Um, no. There are surely differences depending on application, but in general both methods are exactly the same. I even use the same Dijkstra implementation for both cases, which gives me the same minimized cost paths. This paths can be the shortest if i set weights accordingly, but ofc. only in the given graph which has no sense about area in either case. This just said to point out you should not rule out the ‘green method’, but i don't know which one games usually use for nav meshes (having only experience with geometry processing).
It's a bit misleading that i have drawn the green path segments to the midpoints of the edges they have crossed, but that's just for illustration - the algorithm and properties of results are equal. Here is a picture which shows a mesh and its dual. Vertices and faces change roles, edges remain but ‘rotate’. But any graph algorithm can process both variants.
SandSnip3r said: The shaded triangles should represent the corridor through which the shortest path will exist (and be found after a funnel algorithm). The fact that the shortest path should be a straight line is just an easy way to compare the actual shaded triangles to what they should be.
I think there is a wrong assumption of yours, explaining it all…
You seemingly assume there is a guarantee that A* gives a result where the path touches the same triangles we would get from a intersection test. And this we could call an optimal path. But that's not what path finding algorithms are doing. They ignore geometry and only minimize the edge cost we refer with edges.
You surely know this old problem, where both paths have equal cost and are thus optimal to an algorithm like Dijkstra, if we do not allow it to make diagonal moves in a grid:
Now, i assume A* gives the green line always because of its additional euclidean distance heuristic, but i'm sure we can easily construct a 2D mesh where it would fail to find all those optimally intersected triangles.
SandSnip3r said: First, I do expect that an optimal path should be able to be found. My goal is to find this optimal corridor and then use a funnel algorithm afterwards. My main problem is that I know that I'm finding the wrong corridor and I think that the given algorithm in the linked thesis should be finding the optimal corridor.
Your plan should work, but if it's about corridors mainly, maybe using the polygons as graph nodes would be better. Because this way it's guaranteed those corridors are connected:
The green approach could not find this illegal path, because the dashed edge does not exist. (not really an argument, but maybe it's more intuitive this way.)
SandSnip3r said: I'll assume that you've looked at this single mentioned page of the linked thesis
No - i know nothing about A* and would need to start with basics first. So i can not really help.
My nodes are a structure which is the triangle combined with the edge through which this triangle was entered.
But then you are already using triangles as nodes, not vertices. : )
Terminolgy is hard.
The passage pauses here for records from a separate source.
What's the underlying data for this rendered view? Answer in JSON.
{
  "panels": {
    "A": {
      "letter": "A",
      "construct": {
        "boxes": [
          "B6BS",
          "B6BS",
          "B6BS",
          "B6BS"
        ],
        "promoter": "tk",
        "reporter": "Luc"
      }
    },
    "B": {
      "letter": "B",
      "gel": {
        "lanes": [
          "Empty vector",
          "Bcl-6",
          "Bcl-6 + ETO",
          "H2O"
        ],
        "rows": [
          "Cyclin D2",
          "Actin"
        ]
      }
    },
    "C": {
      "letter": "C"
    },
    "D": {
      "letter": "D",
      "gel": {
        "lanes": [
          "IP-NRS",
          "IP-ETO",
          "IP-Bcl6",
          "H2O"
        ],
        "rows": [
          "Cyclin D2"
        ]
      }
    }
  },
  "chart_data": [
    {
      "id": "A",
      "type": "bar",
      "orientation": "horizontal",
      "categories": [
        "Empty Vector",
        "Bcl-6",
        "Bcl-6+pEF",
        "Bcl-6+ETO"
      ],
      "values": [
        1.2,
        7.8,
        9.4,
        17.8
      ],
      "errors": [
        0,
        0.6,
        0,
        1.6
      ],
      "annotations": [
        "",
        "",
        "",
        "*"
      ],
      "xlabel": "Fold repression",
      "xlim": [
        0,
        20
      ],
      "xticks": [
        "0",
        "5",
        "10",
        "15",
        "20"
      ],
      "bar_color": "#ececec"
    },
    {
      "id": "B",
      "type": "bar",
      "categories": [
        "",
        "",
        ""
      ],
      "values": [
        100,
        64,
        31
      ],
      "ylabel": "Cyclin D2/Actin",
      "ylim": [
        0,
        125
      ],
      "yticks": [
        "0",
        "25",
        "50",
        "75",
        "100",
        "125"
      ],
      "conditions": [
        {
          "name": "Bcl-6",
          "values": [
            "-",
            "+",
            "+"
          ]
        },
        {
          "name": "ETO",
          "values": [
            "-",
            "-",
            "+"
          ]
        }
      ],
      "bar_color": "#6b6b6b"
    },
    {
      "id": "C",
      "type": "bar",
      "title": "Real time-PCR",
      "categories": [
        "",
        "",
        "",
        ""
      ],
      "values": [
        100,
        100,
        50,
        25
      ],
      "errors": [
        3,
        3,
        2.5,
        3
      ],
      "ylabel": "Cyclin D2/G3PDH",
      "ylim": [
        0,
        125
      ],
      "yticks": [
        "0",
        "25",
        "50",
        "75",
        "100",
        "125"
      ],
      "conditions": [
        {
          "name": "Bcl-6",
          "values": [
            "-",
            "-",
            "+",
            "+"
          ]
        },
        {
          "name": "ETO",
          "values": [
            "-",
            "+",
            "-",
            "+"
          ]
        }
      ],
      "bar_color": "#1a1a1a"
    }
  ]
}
E.g., in graph algorithms it's common to call nodes ‘vertices’ in any case, even if they come from triangles of a mesh.
My guess is the paper tries to get the best out of tweaking heuristics by looking at real geometry, which the graph itself does not know about. How much this is ‘optimal’ depends surely on definition of that term. For example, on a 3D mesh i can not use A* at all because euclidean distance can not describe the multiple local minima real geodesic distance has. To have fast path finding for complex game worlds, surely there's a of of trickery and extra data involved. One could for example parametrize the nav mesh to multiple separated domains to make A* work. That's a similar problem like making automatic UV charts for a mesh.